EMBARGOS DE DECLARAÇÃO
PRAZO PARA OUTROS RECURSOS
SUPRIMENTOS DO "CAIXA" POR SÓCIO — GLOSA POR SONEGAÇÃO DE VENDAS - QUANDO INOCORRE
- Recurso
- re -
- Tribunal
Resumo do acórdão
- ... a questão se resume, em primeiro lugar, na indagação sobre se, por não ter o supridor capacidade financeira para suprir o "caixa", legítima foi a glosa do suprimento. - A resposta haverá que ser afirmativa. Inexistindo a capacidade financeira do supridor, há que se concluir pela fraude contábil objetivando simular a existência de disponibilidade no "caixa" para atendimento de pagamentos efetuados. - Mas a recíproca há que ser verdadeira. Demonstrada a capacidade financeira do supridor, descaracterizado fica o "factum probatum" da presunção da fraude contábil e, por consequência, a glosa do suprimento feita com apoio em tal presunção. - Na hipótese, infere-se, da discussão desenvolvida, que a escrita comercial da autora contabilizou os suprimentos feitos por Sócios ao "caixa", pelo que, força de presunção legal (Cód. Comercial, art. 23) estão eles demonstrados.

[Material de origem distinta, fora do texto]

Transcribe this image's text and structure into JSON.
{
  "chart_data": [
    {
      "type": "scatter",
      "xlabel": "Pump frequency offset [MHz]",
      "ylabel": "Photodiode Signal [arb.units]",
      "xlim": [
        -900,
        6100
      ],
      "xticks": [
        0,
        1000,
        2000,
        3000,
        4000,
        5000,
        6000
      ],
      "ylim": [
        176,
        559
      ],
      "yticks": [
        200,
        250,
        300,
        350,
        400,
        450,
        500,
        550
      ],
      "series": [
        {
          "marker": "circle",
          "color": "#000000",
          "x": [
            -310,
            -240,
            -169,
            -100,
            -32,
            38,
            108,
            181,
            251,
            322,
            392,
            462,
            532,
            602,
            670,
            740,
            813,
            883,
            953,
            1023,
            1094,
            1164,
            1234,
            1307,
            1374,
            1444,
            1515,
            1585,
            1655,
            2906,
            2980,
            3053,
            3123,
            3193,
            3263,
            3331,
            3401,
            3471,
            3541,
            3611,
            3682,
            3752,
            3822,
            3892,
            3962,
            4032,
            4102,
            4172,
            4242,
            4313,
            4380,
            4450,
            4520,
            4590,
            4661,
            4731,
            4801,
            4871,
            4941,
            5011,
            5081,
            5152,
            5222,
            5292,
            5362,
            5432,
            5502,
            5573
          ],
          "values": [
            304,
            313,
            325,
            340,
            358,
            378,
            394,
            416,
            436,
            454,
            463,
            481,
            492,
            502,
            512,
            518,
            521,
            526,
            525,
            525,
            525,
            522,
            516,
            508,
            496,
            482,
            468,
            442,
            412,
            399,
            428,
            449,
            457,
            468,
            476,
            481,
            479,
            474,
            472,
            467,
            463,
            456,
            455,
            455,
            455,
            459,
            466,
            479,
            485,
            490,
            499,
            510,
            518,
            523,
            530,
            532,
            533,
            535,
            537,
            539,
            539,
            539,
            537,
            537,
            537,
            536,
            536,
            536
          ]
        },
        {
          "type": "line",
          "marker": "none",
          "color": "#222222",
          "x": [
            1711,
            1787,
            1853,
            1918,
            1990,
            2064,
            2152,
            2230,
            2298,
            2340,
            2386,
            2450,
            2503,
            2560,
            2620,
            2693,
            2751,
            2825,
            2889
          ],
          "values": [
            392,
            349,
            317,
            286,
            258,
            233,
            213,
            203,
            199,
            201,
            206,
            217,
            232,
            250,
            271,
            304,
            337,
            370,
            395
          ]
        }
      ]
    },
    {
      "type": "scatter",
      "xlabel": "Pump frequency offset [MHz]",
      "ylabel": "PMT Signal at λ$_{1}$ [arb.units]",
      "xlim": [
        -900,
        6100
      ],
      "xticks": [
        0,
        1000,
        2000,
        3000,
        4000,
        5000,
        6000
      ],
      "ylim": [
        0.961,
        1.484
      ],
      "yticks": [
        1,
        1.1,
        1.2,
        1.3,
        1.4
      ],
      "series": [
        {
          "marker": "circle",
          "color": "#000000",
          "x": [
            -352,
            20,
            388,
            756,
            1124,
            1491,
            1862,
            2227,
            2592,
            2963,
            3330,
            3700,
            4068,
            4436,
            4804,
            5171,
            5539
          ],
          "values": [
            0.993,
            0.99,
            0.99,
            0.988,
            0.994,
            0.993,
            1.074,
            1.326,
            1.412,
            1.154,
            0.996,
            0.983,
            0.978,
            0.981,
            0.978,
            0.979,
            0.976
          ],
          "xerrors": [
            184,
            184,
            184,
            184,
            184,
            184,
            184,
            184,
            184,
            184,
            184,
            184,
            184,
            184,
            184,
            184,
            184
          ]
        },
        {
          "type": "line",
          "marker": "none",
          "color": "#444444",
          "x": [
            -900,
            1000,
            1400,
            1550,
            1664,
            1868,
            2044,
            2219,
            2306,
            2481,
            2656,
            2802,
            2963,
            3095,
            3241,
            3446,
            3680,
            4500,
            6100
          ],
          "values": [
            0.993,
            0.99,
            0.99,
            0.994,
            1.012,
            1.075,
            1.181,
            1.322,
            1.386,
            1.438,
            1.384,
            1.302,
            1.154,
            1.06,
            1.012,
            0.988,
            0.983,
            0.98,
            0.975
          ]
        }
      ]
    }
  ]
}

É certo que a presunção é "juris tantum", que pode ser desfeita por prova em contrário, inclusive a simples prova indiciária, quando se objetivar a demonstração de fraude no lançamento contábil ("C. P. Civil de 1939", art. 252: Rev. dos Tribs., Vol. 160/846) e desde que grave, precisa e concordante (BATISTA MARTINS, in "Comentários ao Código de Processo Civil de 1939", vol. 3º, § 113). - Não fez o Fisco Estadual a prova de fraude no lançamento contábil dos suprimentos ao "caixa", nem mesmo a prova indiciária, pois que não trouxe para os autos o encadeamento de inícios graves, precisos e concordantes, limitando-se a permanecer firme na alegação em que se alicerçara o repúdio à defesa da autora no processo administrativo de que ela não provou a veracidade e origem do lançamento contábil e de que não tinha o emprestador condições para suprir a empresa de numerário. - Ao contrário, demonstrou a autora que, pela venda de imóvel e de quotas sociais, tinha o seu sócio condições financeiras para o impugnado suprimento no "caixa". - Então, não cabe concluir que, faltando disponibilidade de numerário ao "caixa" os pagamentos por ele efetuados foram com o produto de vendas sonegadas, a legitimar a exigência de tributos incidentes sobre essas vendas, bem como a imposição de penalidades pela sonegação. - Logo, se assim não cabe concluir, impunha-se acolhimento da ação, e porque desse modo não foi decidido é que provejo, nos termos de início declarados, a apelação interposta. Julgado em 03-03-1980 Jurisprudência Mineira, Janeiro a Março, 1980 - Vol. 77 - Pág. 110 EMFOR 402
Ementa
Não se reconhece a ocorrência de fraude contábil em suprimento de "caixa" quando demonstrada a capacidade financeira do sócio supridor, que não enseja acolhimento da presunção de ato simulado quanto à inexistência de disponibilidade de dinheiro no dito "caixa", o que não possibilita glosa pelo Fisco com base na suposição de vendas sonegadas.